In this case, a French company and a Russian company had agreed on resorting to arbitration to settle any dispute arising from their commercial contract and had chosen Stockholm as seat of arbitration and the UNCITRAL Rules as procedural rules. So as to represent the French company, which had been liquidated five years before, in the arbitration proceedings commenced by its co-contracting party, the President of the Commercial Court of Nanterre appointed an ad hoc agent (“mandataire ad hoc”), by an order dated July 28, 2009.

Each party thus designated its arbitrator and the arbitrators in turn appointed the president. The arbitral tribunal was eventually constituted on September 4, 2009.

However, two weeks later, the President of the Commercial Court of Nanterre retracted his judgment appointing the ad hoc agent, due to a mere procedural irregularity i.e. that the name of the judge was missing from the order. A new ad hoc agent was eventually appointed by the Court.

The Court of Appeals of Paris had to rule on the claim brought by the French company on the validity of the contract between the arbitrator and the French company represented by the ad hoc agent. In a judgment dated January 6, 2011 , the Court ruled that the French judge has no jurisdiction “over the legality of the constitution of the arbitral tribunal”, from the moment the arbitral tribunal “does not sit in France and does not apply French procedural rules”.

It was clear that the arbitral tribunal could not rule on the matter, despite the principle of competence-competence. This principle indeed only grants competence to the arbitral tribunal to rule on the arbitration agreement and not on the arbitrator contract; otherwise the arbitrator would be both judge and party, as part of the doctrine had already pointed out.
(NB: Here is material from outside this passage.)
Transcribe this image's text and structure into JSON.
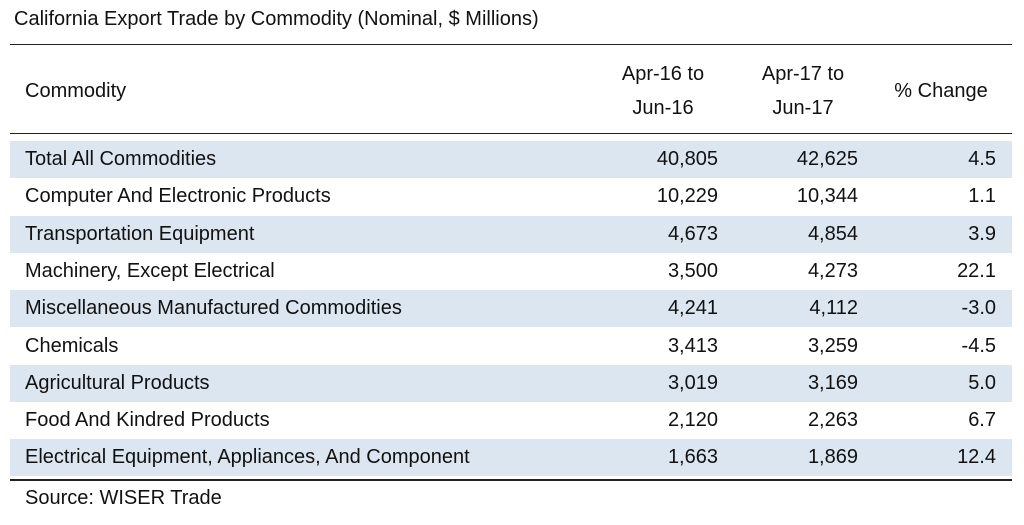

The Court of Appeals therefore gave competence to the Swedish national judge insofar as the French judge was not, in this case, the judge assisting the arbitration proceeding. Indeed, the two criteria for international jurisdiction, as set forth in former Article 1493 paragraph 2 of the French Code of Civil Procedure-i.e. localization in France of the seat of arbitration or enforcement of French procedural rules - were not met.

This reasoning is quashed by the Cour de cassation on the ground that “the Court of the place of residence of the [arbitrator] has exclusive jurisdiction to examine an invalidity action on his designation”. In other words, the Cour de cassation confirms that the French judge has jurisdiction, not as an assisting judge to arbitration proceedings but as the judge of the appointment contract, and pursuant to the rules applying in the place of residence of the defendant to the action, as the arbitrator  resides in France.

In the end, the Cour de Cassation puts forward the contractual nature of the arbitrator contract and its growing autonomy from the common arbitral jurisdictions. Some may very well consider that the Cour de Cassation hereby gives another example of the increasing competence of the French national judge regarding international arbitration matters, to which the Supreme Court has been very favorable since the NIOC case law in 2005.